Eleven different learning schemes were applied (1 centralized baseline, 4 node-individual, 6 decentral), which are summarized in Table 3. The following chapters describe each method in detail.

Table 3 List of all applied learning schemes: 1 baseline model trained with all data centralized as performance reference (B), 4 individual models trained only with one of the four nodes’ datasets (I1–I4), and 6 decentralized learning schemes (M1–M3). The outcome description gives information about what each learning scheme results in. The references note the schemes origin or refer to similar algorithms found in literature

2.4.1 B: Baseline Centralized Model

The baseline model (B) served as a control classifier. For this model, all of the training data was joined to resemble a non-distributed optimal learning setting. On this aggregated training data, the model was trained for 50 epochs. Learning rate was decayed by Eq. 1 where the initial learning rates lr0 = 0.001, decay λ = 0.2, and current epoch number is t.

$$l{r}_t=\frac{l{r}_{t-1}}{1+t\ast \lambda }$$
(1)

2.4.2 I1-I4: Individual Models

One individual model was trained for each of the four data nodes, resulting in four additional models (I1: CPSC, I2: Georgia, I3: PTB, and I4: INCART), which were trained the same way as the combined model, but only with training data from the respective nodes.

2.4.3 M1a: Regression Ensemble

The first method to aggregate knowledge from federated data sources was to calculate the average of all classification results from the individual models I1–I4. All models trained on individual nodes were queried to classify the common test set. Subsequently, the result was determined by calculating the mean of each class-specific regression result. Finally, a threshold of 0.5 (= 50% probability) was applied to derive the classification result of M1a from the regression values.

2.4.4 M1b: Weighted Regression Ensemble

In M1a, all four individual models contributed equally to the final classification. However, in M1b, the individual regression results were weighted according to two factors (see Eq. 2): (a) their training set size proportion in relation the total dataset size (sample size nm divided by the sum of sample sizes of all nodes) and (b) their node-internal AUROC performance.

$${w}_m=\frac{n_m}{\sum_{i=1}^4{n}_i}\ast \textrm{AURO}{C}_m$$
(2)

AUROC scores were interpolated to a range of [0, 1] and the final weights were normalized, so that the sum of all four weights was equal to 1.

2.4.5 M2a: Node-Wise Sequential Learning

A combined model was trained by progressively exposing the initially untrained model to the data of one node after the other, so that knowledge was gathered sequentially. This method was comparable to Institutional Incremental Learning as proposed by Sheller et al [42]. For method M2a, a single model was sent to all nodes in the following order: (1) CSPC, (2) Georgia, (3) INCART, and (4) PTB, as depicted in Fig. 2.

Fig. 2
figure 2

Node-wise sequential learning scheme (M2a): An untrained model was sequentially sent to all nodes, where it was trained for 50 epochs each. Learning rate was reset to 0.001 after each node

At first, a model was initialized and sent to the first node, where the model is trained with the data of this specific node. After training, the model was sent to the next node in order, where its already partly optimized weights were the initial condition for continuing the training with the next pool of data. At each node, the model was trained for 50 epochs and the learning rate was decayed after each epoch as described in Eq. 1. After training at a node, the learning rate was reset to the initial value of 0.001 and sent to the next node in order. This was repeated until the model was trained at all nodes once.
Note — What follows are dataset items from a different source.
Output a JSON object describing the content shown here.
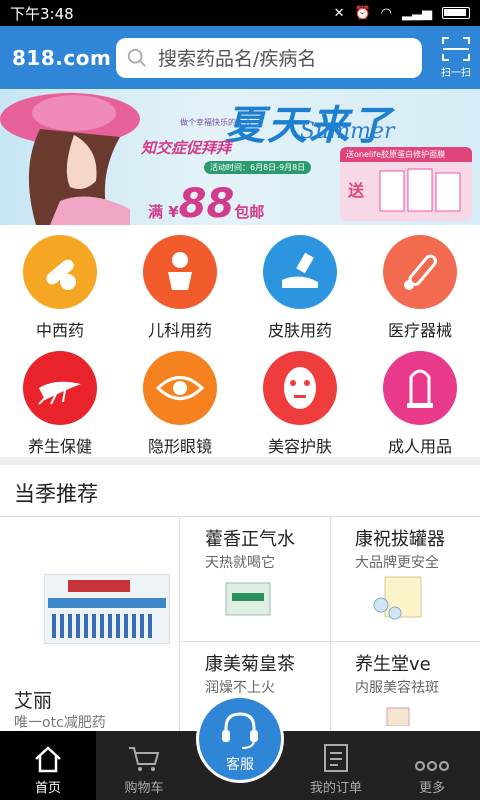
{
  "status": {
    "time": "下午3:48"
  },
  "header": {
    "logo": "818.com",
    "search_placeholder": "搜索药品名/疾病名",
    "scan_label": "扫一扫"
  },
  "banner": {
    "title": "夏天来了",
    "subtitle": "Summer",
    "slogan_small": "做个幸福快乐的女人",
    "slogan": "知交症促拜拜",
    "period": "活动时间：6月8日-9月8日",
    "price_prefix": "满 ¥",
    "price": "88",
    "price_suffix": "包邮",
    "promo": "送onelife胶原蛋白修护面膜",
    "gift": "送"
  },
  "categories": [
    {
      "label": "中西药",
      "color": "#f5a623",
      "icon": "pill-icon"
    },
    {
      "label": "儿科用药",
      "color": "#f15a2b",
      "icon": "baby-icon"
    },
    {
      "label": "皮肤用药",
      "color": "#2d95e0",
      "icon": "skin-cream-icon"
    },
    {
      "label": "医疗器械",
      "color": "#f26a4f",
      "icon": "thermometer-icon"
    },
    {
      "label": "养生保健",
      "color": "#e8232b",
      "icon": "ginseng-icon"
    },
    {
      "label": "隐形眼镜",
      "color": "#f5821f",
      "icon": "eye-icon"
    },
    {
      "label": "美容护肤",
      "color": "#ef3d3d",
      "icon": "face-mask-icon"
    },
    {
      "label": "成人用品",
      "color": "#e8398b",
      "icon": "condom-icon"
    }
  ],
  "recommend": {
    "title": "当季推荐",
    "featured": {
      "name": "艾丽",
      "desc": "唯一otc减肥药"
    },
    "products": [
      {
        "name": "藿香正气水",
        "desc": "天热就喝它"
      },
      {
        "name": "康祝拔罐器",
        "desc": "大品牌更安全"
      },
      {
        "name": "康美菊皇茶",
        "desc": "润燥不上火"
      },
      {
        "name": "养生堂ve",
        "desc": "内服美容祛斑"
      }
    ]
  },
  "tabs": [
    {
      "label": "首页",
      "icon": "home-icon"
    },
    {
      "label": "购物车",
      "icon": "cart-icon"
    },
    {
      "label": "客服",
      "icon": "headset-icon"
    },
    {
      "label": "我的订单",
      "icon": "order-icon"
    },
    {
      "label": "更多",
      "icon": "more-icon"
    }
  ],
  "colors": {
    "primary": "#2f86d6",
    "tabbar": "#222222"
  }
}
2.4.6 M2b: Batch-Wise Sequential Learning

To take the idea of sequential learning even further, we applied a novel method called Batch-wise sequential learning (M2b). Instead of fully completing training at a node like in M2a, the model was trained only on a randomly selected mini-batch of one node’s training data before sending it to the next node. The batch size of these mini-batches was set to 2% of a node’s training set size. This meant that each sample contributed equally to the model in M2b (which is equivalent to larger nodes consisting of more samples contributing more, as achieved with the weighted approaches). One epoch was considered completed when the model was exposed to each training sample exactly once. The model was trained for 50 epochs in total and the learning rate was decayed after each epoch according to Eq. 1. Method M2b is illustrated in Fig. 3.

Fig. 3
figure 3

Batch-wise sequential learning scheme (M2b): An untrained model was trained on mini-batches at the nodes and passed on to the next node until all mini-batches were used (1 epoch). This was repeated for 50 epochs in total

2.4.7 M3a: Federated Learning

In M3a, a model was trained in update cycles as depicted in Fig. 4. Each of these cycles repeated the steps as described in chapter 1: (1) distribute central model, (2) train locally at the nodes, (3) average the weights of the trained models, and (4) update central models with new parameters. The newly updated model from step 4 was then re-distributed as the central model in step 1 for the next update cycle. This method follows the original proposal for federated learning [39].

Fig. 4
figure 4

Federated learning scheme (M3a): In a first step, an initial, untrained model was distributed to all nodes, where they trained for 1 epoch, after which the models’ parameters were averaged. Subsequently, this average model was re-distributed to all nodes again starting a new update cycle. 50 of these update cycles were executed

50 update cycles were completed. The epoch number for one cycle was set to 1. The learning rate was decayed according to Eq. 1, where t is the current update cycle iteration.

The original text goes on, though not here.